["SAMANA KAY"]

By HARRY COLLINGWOOD

I was within a few days of reaching my twenty-third birthday when it was my fortune to secure a berth as only mate aboard a very smart and handsome little brig of two hundred and sixty-five tons, named the Lancashire Witch, hailing out of Liverpool, and bound from that port to Kingston, Jamaica, with a cargo of sugar-mill machinery and Manchester goods.

We sailed on the twenty-eighth of January 18—, with a piping north-easter blowing over our taffrail that swept us right away from the Bar Lightship into the north-east trades without obliging us to start tack or sheet, brace or halliard, from the moment when our "old man" took his departure from the Saltees light. The trade-winds were blowing fresh too, so that we made a phenomenally quick but otherwise uneventful run across the Atlantic until we arrived within some three hundred miles of the Turks Islands, where the wind suddenly failed us, and we fell in with light, hazy, rainy weather, with occasional short spells of flat calm, and variable shifting airs that obliged us to take in all our studding-sails and jockey the little hooker along as best we could under all plain sail. It was tedious, irritating work, for there was so much box-hauling of the yards that the watch could find time for nothing but tending the braces, and all hands of us, fore and aft, were driven nearly frantic.
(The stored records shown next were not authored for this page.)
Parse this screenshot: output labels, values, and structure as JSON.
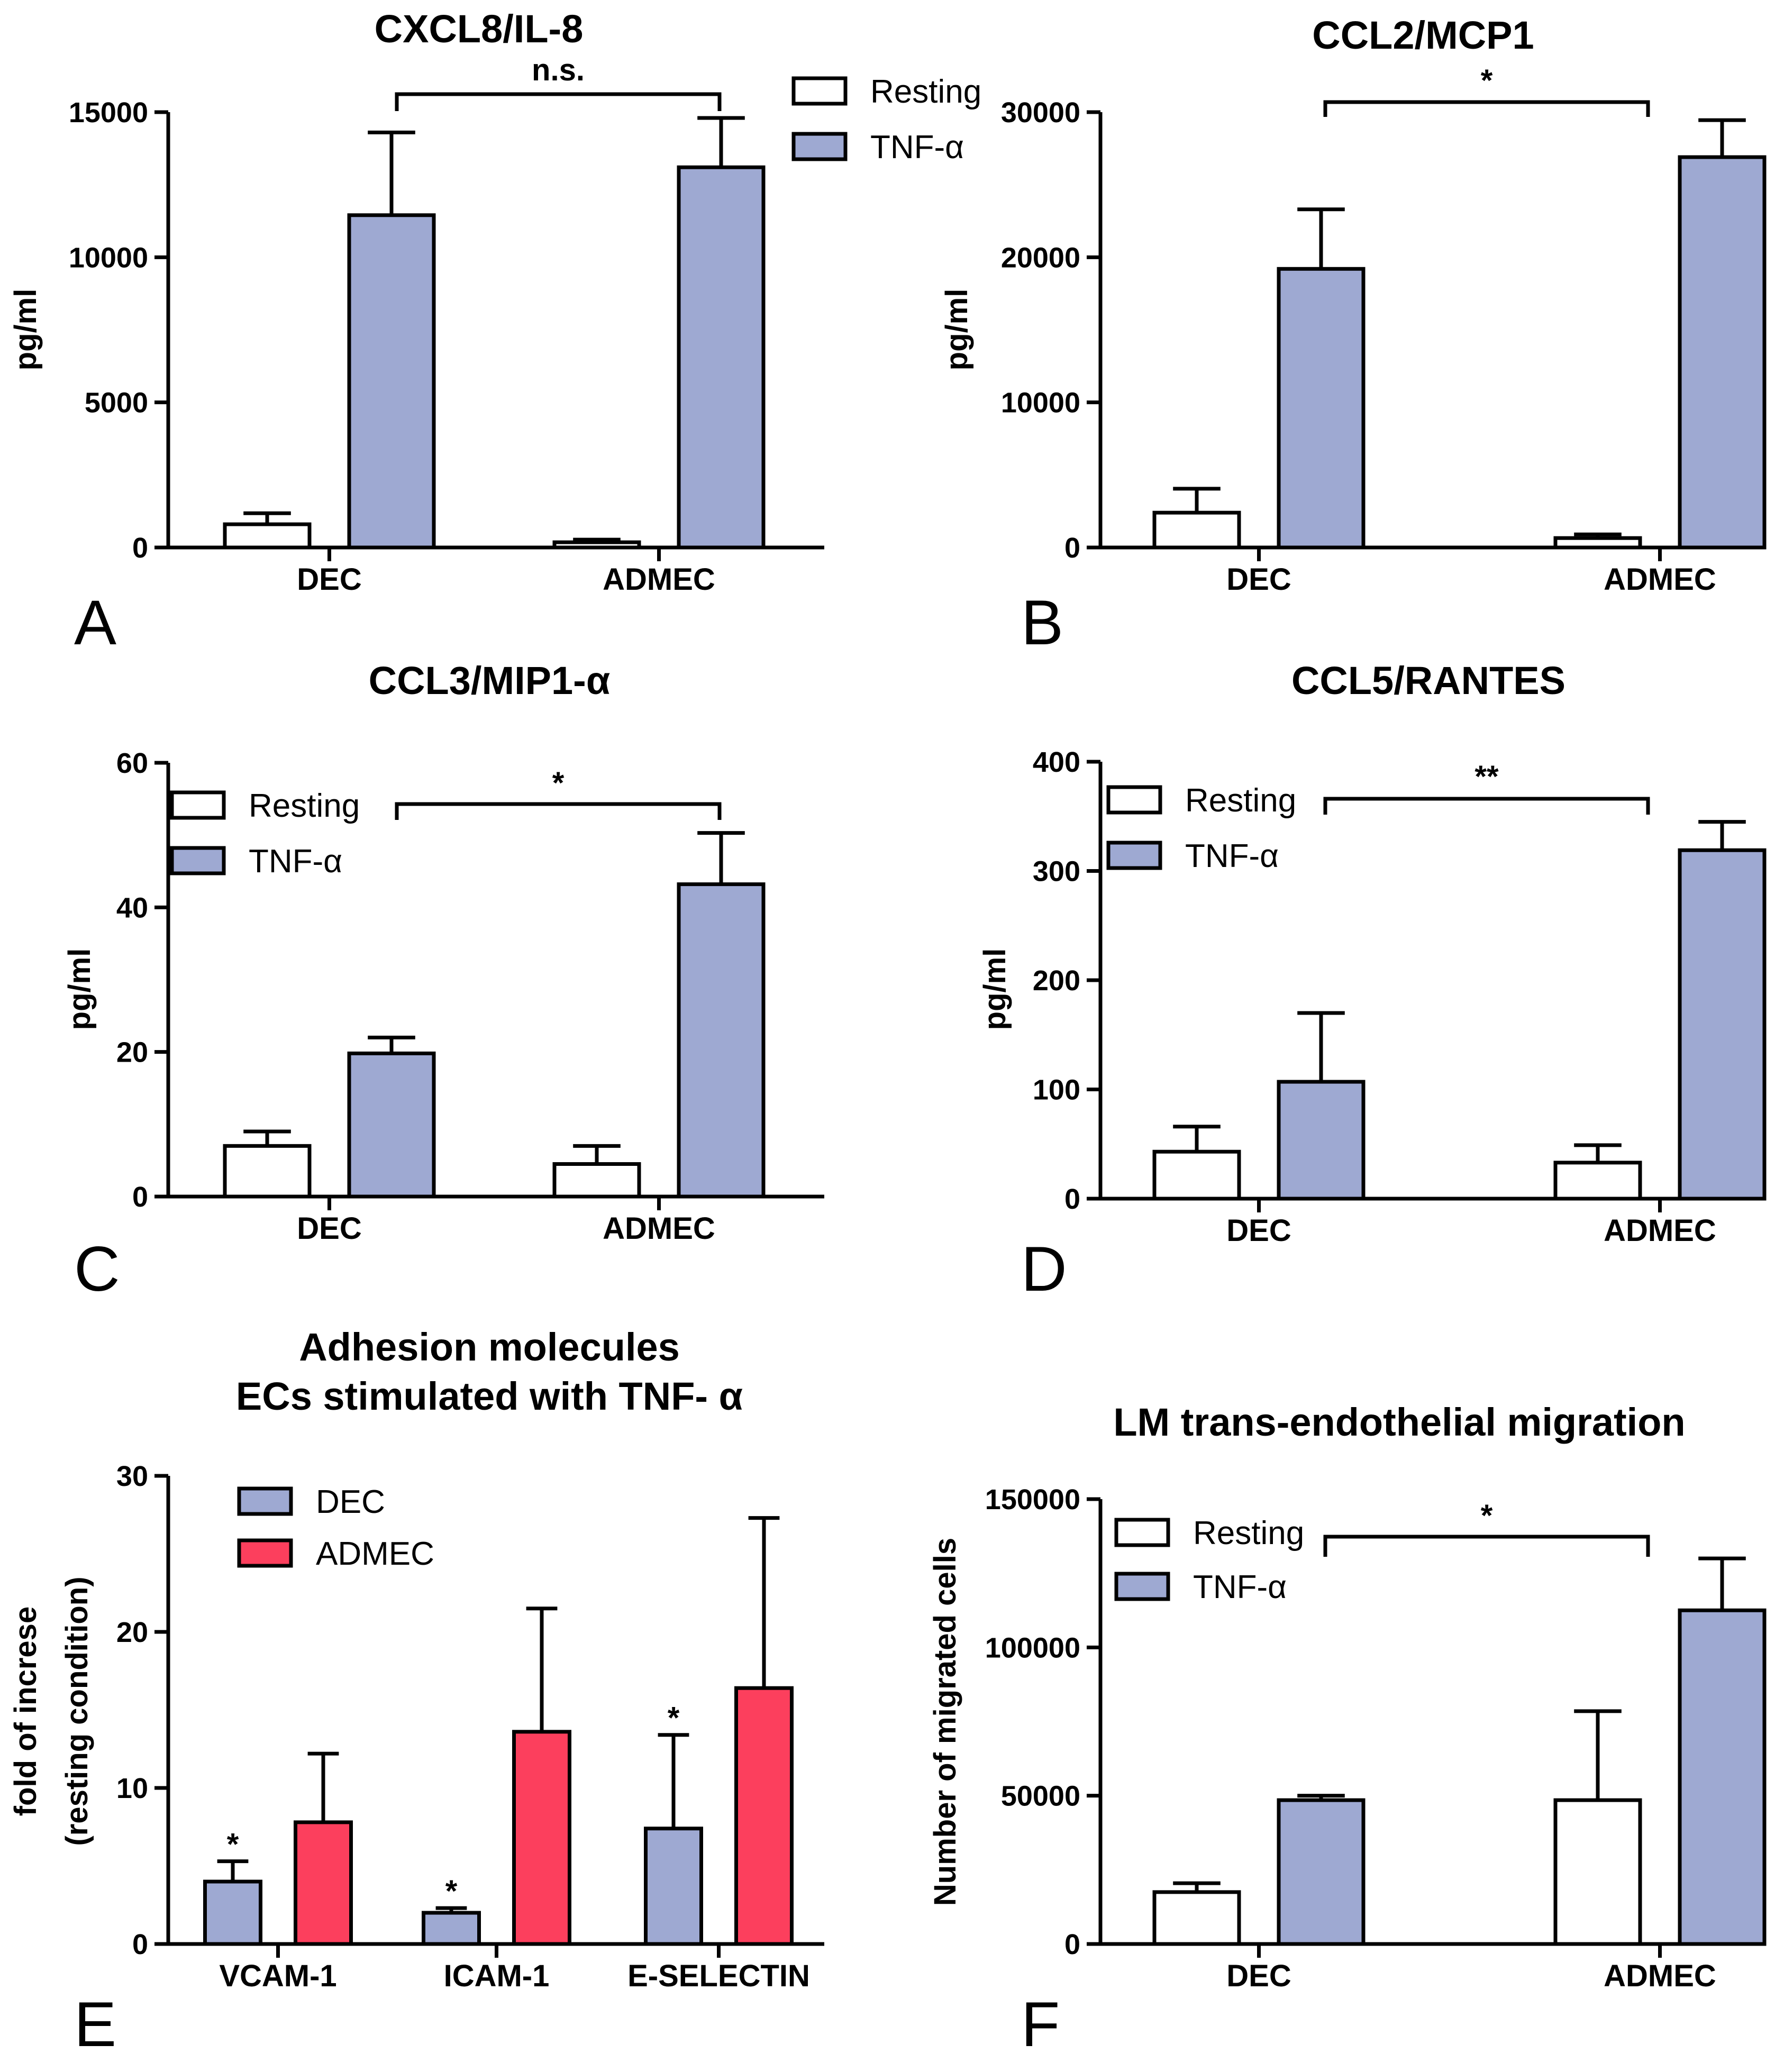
{
  "chart_data": [
    {
      "panel": "A",
      "type": "bar",
      "title": "CXCL8/IL-8",
      "ylabel": "pg/ml",
      "xlabel": "",
      "categories": [
        "DEC",
        "ADMEC"
      ],
      "ylim": [
        0,
        15000
      ],
      "yticks": [
        "0",
        "5000",
        "10000",
        "15000"
      ],
      "legend_position": "top-right",
      "series": [
        {
          "name": "Resting",
          "color": "#ffffff",
          "values": [
            800,
            180
          ],
          "errors": [
            380,
            90
          ]
        },
        {
          "name": "TNF-α",
          "color": "#9ea9d2",
          "values": [
            11450,
            13100
          ],
          "errors": [
            2850,
            1700
          ]
        }
      ],
      "significance": {
        "label": "n.s.",
        "from": [
          0,
          1
        ],
        "to": [
          1,
          1
        ]
      }
    },
    {
      "panel": "B",
      "type": "bar",
      "title": "CCL2/MCP1",
      "ylabel": "pg/ml",
      "xlabel": "",
      "categories": [
        "DEC",
        "ADMEC"
      ],
      "ylim": [
        0,
        30000
      ],
      "yticks": [
        "0",
        "10000",
        "20000",
        "30000"
      ],
      "legend_position": "none",
      "series": [
        {
          "name": "Resting",
          "color": "#ffffff",
          "values": [
            2400,
            650
          ],
          "errors": [
            1650,
            250
          ]
        },
        {
          "name": "TNF-α",
          "color": "#9ea9d2",
          "values": [
            19200,
            26900
          ],
          "errors": [
            4100,
            2550
          ]
        }
      ],
      "significance": {
        "label": "*",
        "from": [
          0,
          1
        ],
        "to": [
          1,
          1
        ]
      }
    },
    {
      "panel": "C",
      "type": "bar",
      "title": "CCL3/MIP1-α",
      "ylabel": "pg/ml",
      "xlabel": "",
      "categories": [
        "DEC",
        "ADMEC"
      ],
      "ylim": [
        0,
        60
      ],
      "yticks": [
        "0",
        "20",
        "40",
        "60"
      ],
      "legend_position": "top-left",
      "series": [
        {
          "name": "Resting",
          "color": "#ffffff",
          "values": [
            7,
            4.5
          ],
          "errors": [
            2,
            2.5
          ]
        },
        {
          "name": "TNF-α",
          "color": "#9ea9d2",
          "values": [
            19.8,
            43.2
          ],
          "errors": [
            2.2,
            7.1
          ]
        }
      ],
      "significance": {
        "label": "*",
        "from": [
          0,
          1
        ],
        "to": [
          1,
          1
        ]
      }
    },
    {
      "panel": "D",
      "type": "bar",
      "title": "CCL5/RANTES",
      "ylabel": "pg/ml",
      "xlabel": "",
      "categories": [
        "DEC",
        "ADMEC"
      ],
      "ylim": [
        0,
        400
      ],
      "yticks": [
        "0",
        "100",
        "200",
        "300",
        "400"
      ],
      "legend_position": "top-left",
      "series": [
        {
          "name": "Resting",
          "color": "#ffffff",
          "values": [
            43,
            33
          ],
          "errors": [
            23,
            16
          ]
        },
        {
          "name": "TNF-α",
          "color": "#9ea9d2",
          "values": [
            107,
            319
          ],
          "errors": [
            63,
            26
          ]
        }
      ],
      "significance": {
        "label": "**",
        "from": [
          0,
          1
        ],
        "to": [
          1,
          1
        ]
      }
    },
    {
      "panel": "E",
      "type": "bar",
      "title": "Adhesion molecules",
      "subtitle": "ECs stimulated with TNF- α",
      "ylabel": "fold of increse",
      "ylabel2": "(resting condition)",
      "xlabel": "",
      "categories": [
        "VCAM-1",
        "ICAM-1",
        "E-SELECTIN"
      ],
      "ylim": [
        0,
        30
      ],
      "yticks": [
        "0",
        "10",
        "20",
        "30"
      ],
      "legend_position": "top-left",
      "series": [
        {
          "name": "DEC",
          "color": "#9ea9d2",
          "values": [
            4,
            2,
            7.4
          ],
          "errors": [
            1.3,
            0.3,
            6
          ],
          "marks": [
            "*",
            "*",
            "*"
          ]
        },
        {
          "name": "ADMEC",
          "color": "#fc3f5d",
          "values": [
            7.8,
            13.6,
            16.4
          ],
          "errors": [
            4.4,
            7.9,
            10.9
          ]
        }
      ]
    },
    {
      "panel": "F",
      "type": "bar",
      "title": "LM trans-endothelial migration",
      "ylabel": "Number of migrated cells",
      "xlabel": "",
      "categories": [
        "DEC",
        "ADMEC"
      ],
      "ylim": [
        0,
        150000
      ],
      "yticks": [
        "0",
        "50000",
        "100000",
        "150000"
      ],
      "legend_position": "top-left",
      "series": [
        {
          "name": "Resting",
          "color": "#ffffff",
          "values": [
            17500,
            48500
          ],
          "errors": [
            3000,
            30000
          ]
        },
        {
          "name": "TNF-α",
          "color": "#9ea9d2",
          "values": [
            48500,
            112500
          ],
          "errors": [
            1500,
            17500
          ]
        }
      ],
      "significance": {
        "label": "*",
        "from": [
          0,
          1
        ],
        "to": [
          1,
          1
        ]
      }
    }
  ]
}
At length, on the fourth day of this kind of work, the sky gradually thickened up in the southern board, the sun became a pallid, shapeless blotch of watery light in the heavens, and there were other signs that a change of weather was brewing. Yet there was nothing to indicate that the change was imminent; we therefore contented ourselves with the maintenance of a watchful eye upon the signs of the times, and left all our flying kites abroad, in order that we might derive the utmost possible advantage from the languid and scarcely perceptible breathings of the atmosphere that reached us we scarcely knew from where, so light and evanescent were they.
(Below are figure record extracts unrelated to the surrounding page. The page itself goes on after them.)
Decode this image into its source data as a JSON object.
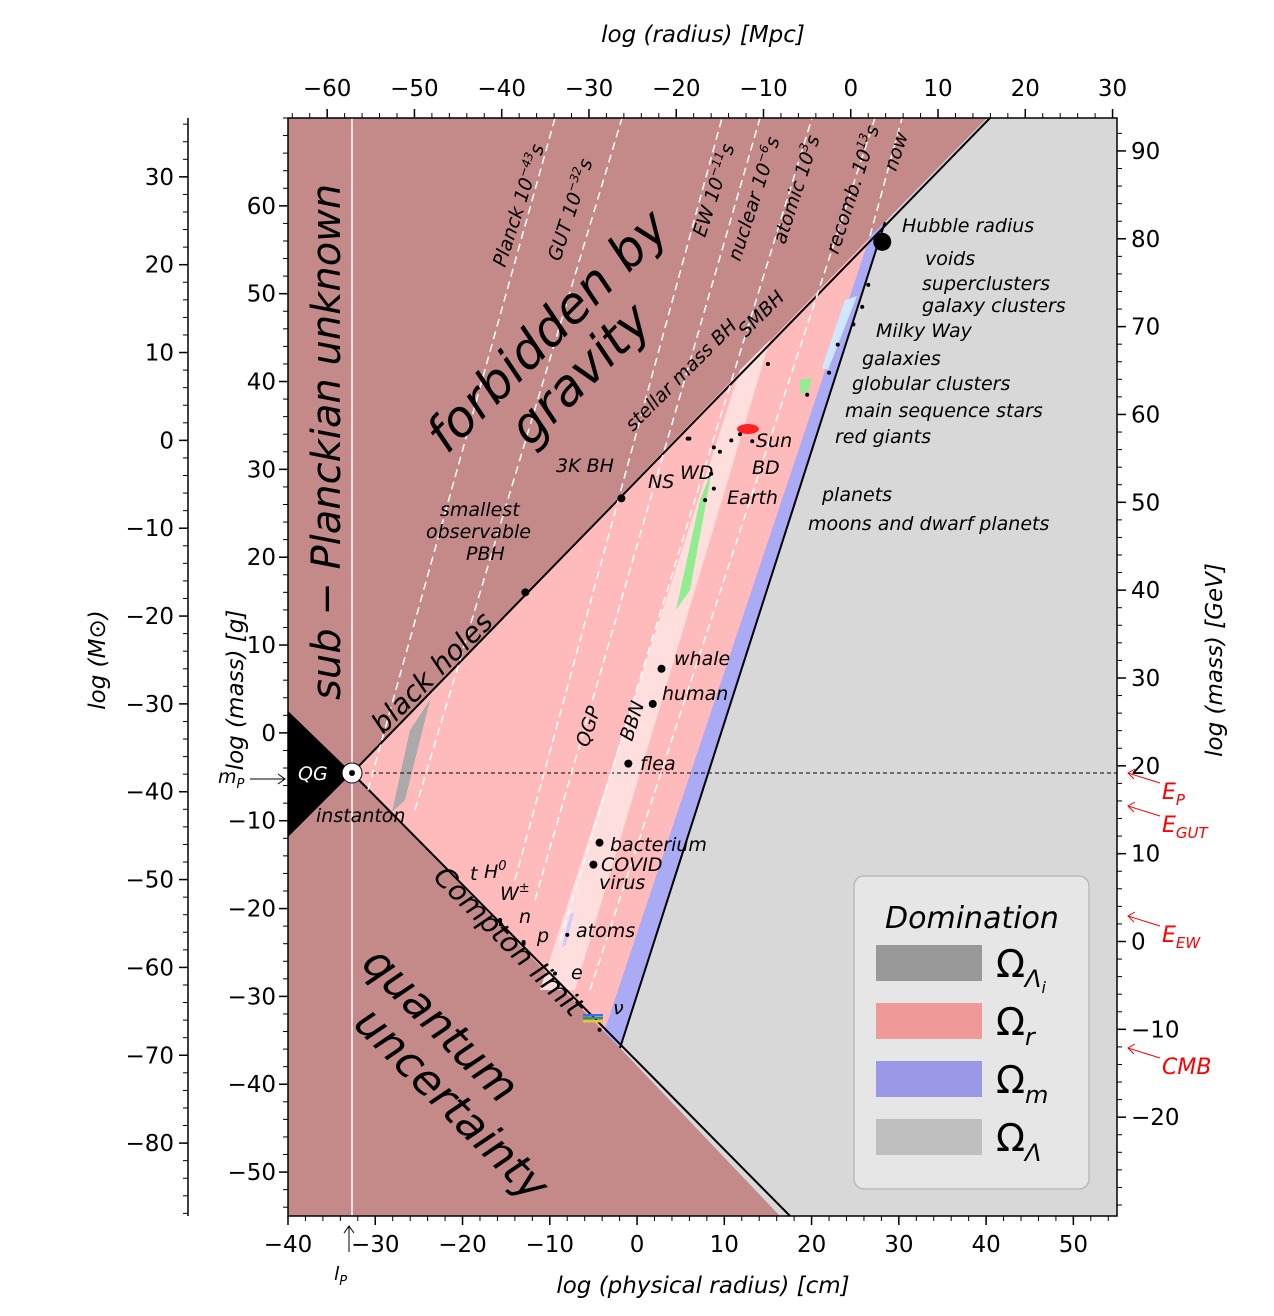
{
  "chart_data": {
    "type": "scatter",
    "axes": {
      "bottom": {
        "label": "log (physical radius) [cm]",
        "range": [
          -40,
          55
        ],
        "ticks": [
          -40,
          -30,
          -20,
          -10,
          0,
          10,
          20,
          30,
          40,
          50
        ],
        "tick_labels": [
          "−40",
          "−30",
          "−20",
          "−10",
          "0",
          "10",
          "20",
          "30",
          "40",
          "50"
        ]
      },
      "top": {
        "label": "log (radius) [Mpc]",
        "ticks": [
          -60,
          -50,
          -40,
          -30,
          -20,
          -10,
          0,
          10,
          20,
          30
        ],
        "tick_labels": [
          "−60",
          "−50",
          "−40",
          "−30",
          "−20",
          "−10",
          "0",
          "10",
          "20",
          "30"
        ]
      },
      "left_inner": {
        "label": "log (mass) [g]",
        "range": [
          -55,
          70
        ],
        "ticks": [
          -50,
          -40,
          -30,
          -20,
          -10,
          0,
          10,
          20,
          30,
          40,
          50,
          60
        ],
        "tick_labels": [
          "−50",
          "−40",
          "−30",
          "−20",
          "−10",
          "0",
          "10",
          "20",
          "30",
          "40",
          "50",
          "60"
        ]
      },
      "left_outer": {
        "label": "log (M⊙)",
        "ticks": [
          30,
          20,
          10,
          0,
          -10,
          -20,
          -30,
          -40,
          -50,
          -60,
          -70,
          -80
        ],
        "tick_labels": [
          "30",
          "20",
          "10",
          "0",
          "−10",
          "−20",
          "−30",
          "−40",
          "−50",
          "−60",
          "−70",
          "−80"
        ]
      },
      "right": {
        "label": "log (mass) [GeV]",
        "ticks": [
          90,
          80,
          70,
          60,
          50,
          40,
          30,
          20,
          10,
          0,
          -10,
          -20
        ],
        "tick_labels": [
          "90",
          "80",
          "70",
          "60",
          "50",
          "40",
          "30",
          "20",
          "10",
          "0",
          "−10",
          "−20"
        ]
      }
    },
    "region_labels": {
      "forbidden": "forbidden by gravity",
      "planckian": "sub − Planckian unknown",
      "quantum": "quantum uncertainty",
      "black_holes": "black holes",
      "compton": "Compton limit",
      "qg": "QG",
      "instanton": "instanton",
      "qgp": "QGP",
      "bbn": "BBN"
    },
    "epochs": [
      {
        "name": "Planck",
        "time": "10",
        "exp": "−43",
        "unit": "s"
      },
      {
        "name": "GUT",
        "time": "10",
        "exp": "−32",
        "unit": "s"
      },
      {
        "name": "EW",
        "time": "10",
        "exp": "−11",
        "unit": "s"
      },
      {
        "name": "nuclear",
        "time": "10",
        "exp": "−6",
        "unit": "s"
      },
      {
        "name": "atomic",
        "time": "10",
        "exp": "3",
        "unit": "s"
      },
      {
        "name": "recomb.",
        "time": "10",
        "exp": "13",
        "unit": "s"
      },
      {
        "name": "now",
        "time": "",
        "exp": "",
        "unit": ""
      }
    ],
    "objects": [
      {
        "label": "Hubble radius",
        "x": 28.1,
        "y": 55.9
      },
      {
        "label": "voids",
        "x": 26.5,
        "y": 51.0
      },
      {
        "label": "superclusters",
        "x": 25.8,
        "y": 48.5
      },
      {
        "label": "galaxy clusters",
        "x": 24.8,
        "y": 46.5
      },
      {
        "label": "Milky Way",
        "x": 23.0,
        "y": 44.2
      },
      {
        "label": "galaxies",
        "x": 22.0,
        "y": 41.0
      },
      {
        "label": "globular clusters",
        "x": 19.5,
        "y": 38.5
      },
      {
        "label": "main sequence stars",
        "x": 11.8,
        "y": 34.0
      },
      {
        "label": "red giants",
        "x": 13.2,
        "y": 33.2
      },
      {
        "label": "Sun",
        "x": 10.8,
        "y": 33.3
      },
      {
        "label": "BD",
        "x": 9.5,
        "y": 32.0
      },
      {
        "label": "NS",
        "x": 6.0,
        "y": 33.5
      },
      {
        "label": "WD",
        "x": 8.8,
        "y": 32.5
      },
      {
        "label": "planets",
        "x": 8.5,
        "y": 29.5
      },
      {
        "label": "Earth",
        "x": 8.8,
        "y": 27.8
      },
      {
        "label": "moons and dwarf planets",
        "x": 7.8,
        "y": 26.5
      },
      {
        "label": "stellar mass BH",
        "x": 5.8,
        "y": 33.5
      },
      {
        "label": "SMBH",
        "x": 15.0,
        "y": 42.0
      },
      {
        "label": "3K BH",
        "x": -1.8,
        "y": 26.7
      },
      {
        "label": "smallest observable PBH",
        "x": -12.8,
        "y": 16.0
      },
      {
        "label": "whale",
        "x": 2.8,
        "y": 7.3
      },
      {
        "label": "human",
        "x": 1.8,
        "y": 3.3
      },
      {
        "label": "flea",
        "x": -1.0,
        "y": -3.5
      },
      {
        "label": "bacterium",
        "x": -4.3,
        "y": -12.5
      },
      {
        "label": "COVID virus",
        "x": -5.0,
        "y": -15.0
      },
      {
        "label": "atoms",
        "x": -8.0,
        "y": -23.0
      },
      {
        "label": "t",
        "x": -15.7,
        "y": -21.3
      },
      {
        "label": "H",
        "sup": "0",
        "x": -15.7,
        "y": -21.5
      },
      {
        "label": "W",
        "sup": "±",
        "x": -15.6,
        "y": -21.8
      },
      {
        "label": "n",
        "x": -13.0,
        "y": -23.8
      },
      {
        "label": "p",
        "x": -13.0,
        "y": -24.0
      },
      {
        "label": "e",
        "x": -9.4,
        "y": -27.4
      },
      {
        "label": "ν",
        "x": -4.3,
        "y": -33.8
      }
    ],
    "markers": {
      "m_P": "m",
      "m_P_sub": "P",
      "l_P": "l",
      "l_P_sub": "P"
    },
    "energies": [
      {
        "label": "E",
        "sub": "P"
      },
      {
        "label": "E",
        "sub": "GUT"
      },
      {
        "label": "E",
        "sub": "EW"
      },
      {
        "label": "CMB",
        "sub": ""
      }
    ],
    "legend": {
      "title": "Domination",
      "placement": "lower-right",
      "items": [
        {
          "symbol": "Ω",
          "sub": "Λ",
          "subsub": "i",
          "color": "#999999"
        },
        {
          "symbol": "Ω",
          "sub": "r",
          "color": "#f09999"
        },
        {
          "symbol": "Ω",
          "sub": "m",
          "color": "#9999e8"
        },
        {
          "symbol": "Ω",
          "sub": "Λ",
          "color": "#bfbfbf"
        }
      ]
    },
    "colors": {
      "forbidden": "#c48a8a",
      "radiation": "#ffbbbb",
      "matter": "#aaaaf5",
      "lambda": "#d8d8d8",
      "inflation": "#aaaaaa",
      "qgp_band": "#ffdede",
      "energy_arrows": "#ff0000"
    }
  }
}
Thus matters went with us throughout the day, the aspect of the sky altering so subtly and gradually, that it was only at the change of the watches, after a four hours' spell below, that one was able to detect any very marked difference. When, however, I was called at eight bells of the afternoon watch I at once noted so pronounced an increase in the threatening aspect of the sky that I felt assured of the near approach of the impending change; and as the skipper did not seem disposed to take the initiative, I suggested that all hands should go to work at once to snug down the ship and prepare her for the coming conflict. Unfortunately, however, the "old man" did not take the same view of the matter that I did; he had been on deck the whole afternoon, and the menacing appearance that had at once impressed me had been occurring so gradually and subtly that he had scarcely noticed it; moreover, there was now a small, hot breeze coming up from the southward that was fanning the nimble little brig along at a speed of nearly four knots, and he was evidently disinclined to forego so great an advantage.

"Yes," he said, when I expressed the opinion that we should have an outburst before long, "it is coming, slowly but surely; but I don't think we shall have it for another hour or two. I don't notice much difference from what it was at noon, except that the sun has vanished, and there is perhaps a little more movement in the muck overhead. I believe we may venture to hang on for another half-hour or so; we shall still have plenty of time to snug down before dark."

I felt rather doubtful of this; but the skipper was a dreadfully opinionated, obstinate man, and I knew that argument, or anything approaching it, would be worse than useless with him. I therefore made no reply, but walked to the skylight, and took a peep at the barometer that hung there. The mercury had fallen more than half an inch since I had last glanced at it just before going to my cabin after dinner.